Using powder metallurgy to prepare high thermal conductivity copper and diamond composite materials
In fields such as electronic packaging and aerospace, metal-based heat dissipation devices have been developed for decades. As the power density of devices continues to increase, higher requirements are placed on the thermal conductivity of electronic packaging materials. By compounding diamond with high thermal conductivity (2 200 W/(m·K)) and low thermal expansion coefficient ((8.6±1)×10-7/K) with metals such as copper and aluminum, high thermal conductivity can be integrated , a “metal + diamond” composite material with an adjustable thermal expansion coefficient and high mechanical properties and processing properties, thereby meeting the stringent requirements of different electronic packaging, and is regarded as the fourth generation of electronic packaging materials.

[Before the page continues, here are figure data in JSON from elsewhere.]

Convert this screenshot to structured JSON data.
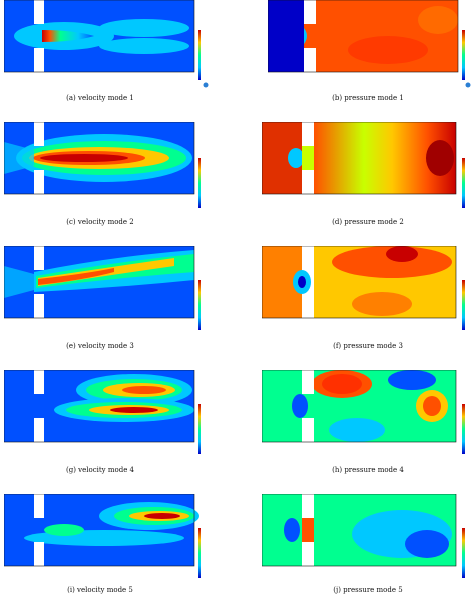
{
  "figure": {
    "panels": [
      {
        "id": "a",
        "caption": "(a) velocity mode 1",
        "field": "velocity",
        "mode": 1
      },
      {
        "id": "b",
        "caption": "(b) pressure mode 1",
        "field": "pressure",
        "mode": 1
      },
      {
        "id": "c",
        "caption": "(c) velocity mode 2",
        "field": "velocity",
        "mode": 2
      },
      {
        "id": "d",
        "caption": "(d) pressure mode 2",
        "field": "pressure",
        "mode": 2
      },
      {
        "id": "e",
        "caption": "(e) velocity mode 3",
        "field": "velocity",
        "mode": 3
      },
      {
        "id": "f",
        "caption": "(f) pressure mode 3",
        "field": "pressure",
        "mode": 3
      },
      {
        "id": "g",
        "caption": "(g) velocity mode 4",
        "field": "velocity",
        "mode": 4
      },
      {
        "id": "h",
        "caption": "(h) pressure mode 4",
        "field": "pressure",
        "mode": 4
      },
      {
        "id": "i",
        "caption": "(i) velocity mode 5",
        "field": "velocity",
        "mode": 5
      },
      {
        "id": "j",
        "caption": "(j) pressure mode 5",
        "field": "pressure",
        "mode": 5
      }
    ],
    "colormap": [
      "#0000c8",
      "#0050ff",
      "#00c8ff",
      "#00ff90",
      "#c8ff00",
      "#ffc800",
      "#ff5000",
      "#c80000"
    ]
  }
}
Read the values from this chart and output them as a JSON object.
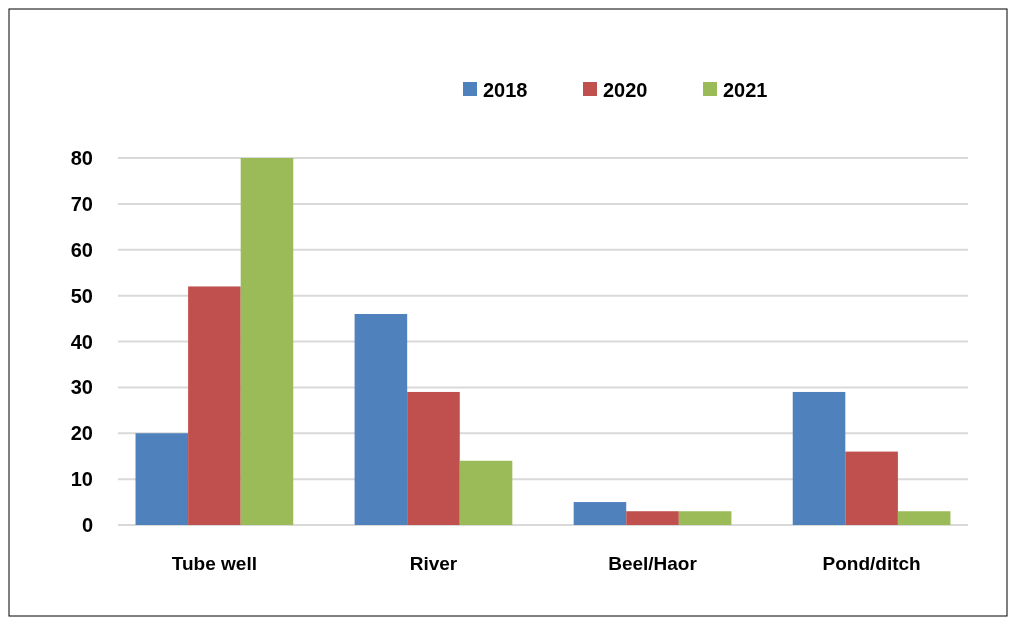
{
  "chart_data": {
    "type": "bar",
    "categories": [
      "Tube well",
      "River",
      "Beel/Haor",
      "Pond/ditch"
    ],
    "series": [
      {
        "name": "2018",
        "color": "#4f81bd",
        "values": [
          20,
          46,
          5,
          29
        ]
      },
      {
        "name": "2020",
        "color": "#c0504d",
        "values": [
          52,
          29,
          3,
          16
        ]
      },
      {
        "name": "2021",
        "color": "#9bbb59",
        "values": [
          80,
          14,
          3,
          3
        ]
      }
    ],
    "ylim": [
      0,
      80
    ],
    "yticks": [
      0,
      10,
      20,
      30,
      40,
      50,
      60,
      70,
      80
    ],
    "grid": "y",
    "legend": "top"
  }
}
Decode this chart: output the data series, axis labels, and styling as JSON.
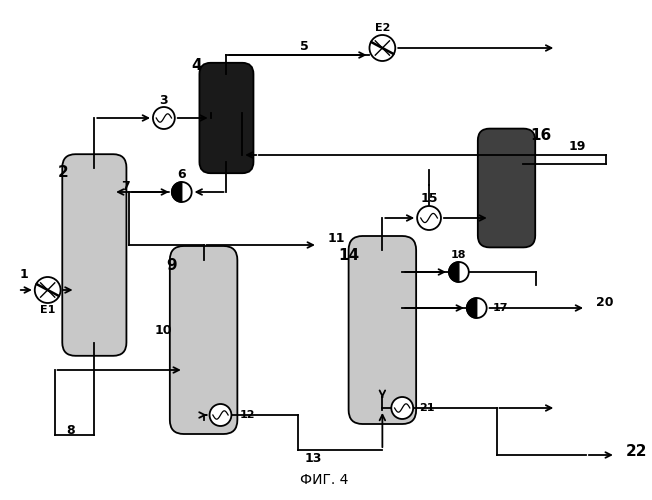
{
  "title": "ФИГ. 4",
  "bg_color": "#ffffff",
  "lc": "#000000",
  "lw": 1.3
}
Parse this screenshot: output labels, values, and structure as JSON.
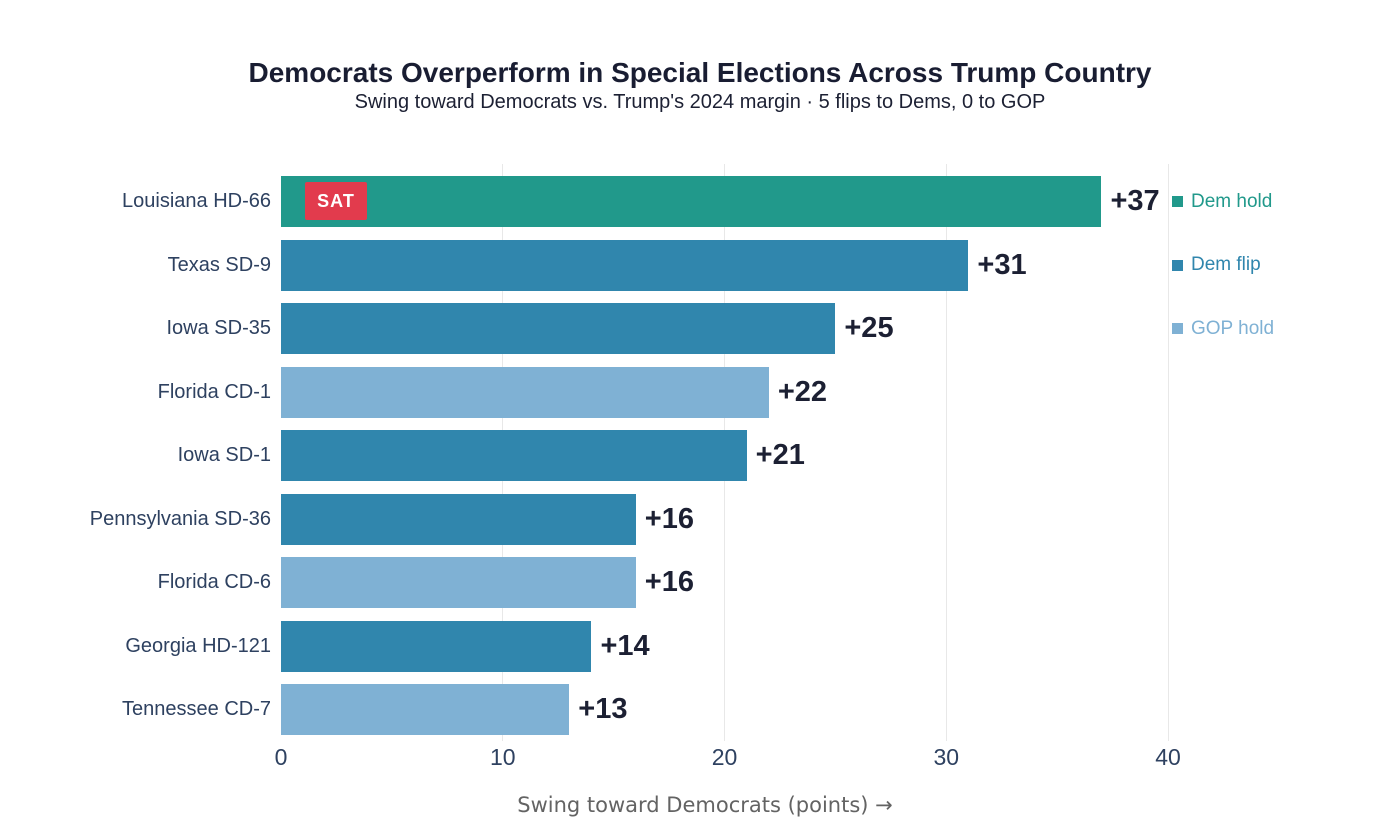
{
  "figure": {
    "title": "Democrats Overperform in Special Elections Across Trump Country",
    "subtitle": "Swing toward Democrats vs. Trump's 2024 margin · 5 flips to Dems, 0 to GOP"
  },
  "chart_data": {
    "type": "bar",
    "orientation": "horizontal",
    "title": "Democrats Overperform in Special Elections Across Trump Country",
    "subtitle": "Swing toward Democrats vs. Trump's 2024 margin · 5 flips to Dems, 0 to GOP",
    "xlabel": "Swing toward Democrats (points) →",
    "xlim": [
      0,
      40
    ],
    "x_ticks": [
      0,
      10,
      20,
      30,
      40
    ],
    "grid": true,
    "legend_position": "right-top",
    "rows": [
      {
        "label": "Louisiana HD-66",
        "value": 37,
        "value_label": "+37",
        "status": "Dem hold",
        "badge": "SAT"
      },
      {
        "label": "Texas SD-9",
        "value": 31,
        "value_label": "+31",
        "status": "Dem flip",
        "badge": null
      },
      {
        "label": "Iowa SD-35",
        "value": 25,
        "value_label": "+25",
        "status": "Dem flip",
        "badge": null
      },
      {
        "label": "Florida CD-1",
        "value": 22,
        "value_label": "+22",
        "status": "GOP hold",
        "badge": null
      },
      {
        "label": "Iowa SD-1",
        "value": 21,
        "value_label": "+21",
        "status": "Dem flip",
        "badge": null
      },
      {
        "label": "Pennsylvania SD-36",
        "value": 16,
        "value_label": "+16",
        "status": "Dem flip",
        "badge": null
      },
      {
        "label": "Florida CD-6",
        "value": 16,
        "value_label": "+16",
        "status": "GOP hold",
        "badge": null
      },
      {
        "label": "Georgia HD-121",
        "value": 14,
        "value_label": "+14",
        "status": "Dem flip",
        "badge": null
      },
      {
        "label": "Tennessee CD-7",
        "value": 13,
        "value_label": "+13",
        "status": "GOP hold",
        "badge": null
      }
    ],
    "legend": [
      {
        "label": "Dem hold",
        "color": "#21998b"
      },
      {
        "label": "Dem flip",
        "color": "#3086ad"
      },
      {
        "label": "GOP hold",
        "color": "#7fb1d4"
      }
    ]
  },
  "colors": {
    "dem_hold": "#21998b",
    "dem_flip": "#3086ad",
    "gop_hold": "#7fb1d4",
    "badge_background": "#e23b4d",
    "badge_text": "#ffffff",
    "title_text": "#191d32",
    "category_text": "#2e4160",
    "value_text": "#1c2033",
    "tick_text": "#2e4160",
    "axis_title_text": "#636363",
    "gridline": "#e8e8e8",
    "background": "#ffffff"
  }
}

Among various metal materials, compared with other metals such as aluminum, copper has a higher thermal conductivity (385~400 W/ (m·K)) and a relatively low thermal expansion coefficient (17×10-6/K). By simply adding a smaller amount of diamond reinforcement, the thermal expansion coefficient can match that of semiconductors and it is easy to obtain higher thermal conductivity. It can not only meet the stringent requirements of today’s electronic packaging, but also has good heat resistance, corrosion resistance and chemical stability. It can meet the requirements of extreme service conditions such as high temperature and corrosive environment to a greater extent, such as nuclear power projects, acid-base and dry, wet, cold and hot atmospheric environments.
How to prepare?
There are currently many methods for preparing diamond/copper composite materials, such as powder metallurgy, chemical deposition, mechanical alloying, spray deposition, casting, etc. Among them, powder metallurgy has become one of the most commonly used preparation methods because of its simple preparation process and excellent performance of the prepared composite materials. In this way, Cu powder and diamond particles can be mixed evenly through ball milling, etc., and then sintering and molding can be used to prepare a composite material with a uniform microstructure. As the most critical step in powder metallurgy, sintering molding is related to the final quality of the finished product. Commonly used sintering processes currently used in the preparation of Cu/diamond composite materials include: hot press sintering, high temperature and high pressure sintering, and discharge plasma sintering.
Hot press sintering
The hot pressing sintering method is a diffusion welding forming method. As a traditional method for preparing composite materials, the main process is to mix the reinforcement and copper powder evenly, put them into a mold of a specific shape, and place them in the atmosphere, vacuum or protected environment. In the atmosphere, pressure is applied in the uniaxial direction while heating, so that forming and sintering proceed simultaneously. Since the powder is sintered under pressure, the powder has good fluidity and the material has a high density, which can discharge the residual gas in the powder, thereby forming a stable and strong interface between diamond and copper. , improve the bonding strength and thermophysical properties of composite materials
The ultra-high pressure and high temperature method is similar in mechanism to the hot press sintering method, except that the pressure applied is larger, generally 1-10 GPa. Through higher temperature and pressure, the mixed powder is rapidly sintered and formed in a short time.
Spark plasma sintering (SPS) applies high-energy pulse current to the powder and applies a certain pressure to cause discharge between the particles to excite plasma. The high-energy particles generated by the discharge collide with the contact surfaces between the particles, which can activate the surface of the particles. Achieve ultra-fast densification sintering.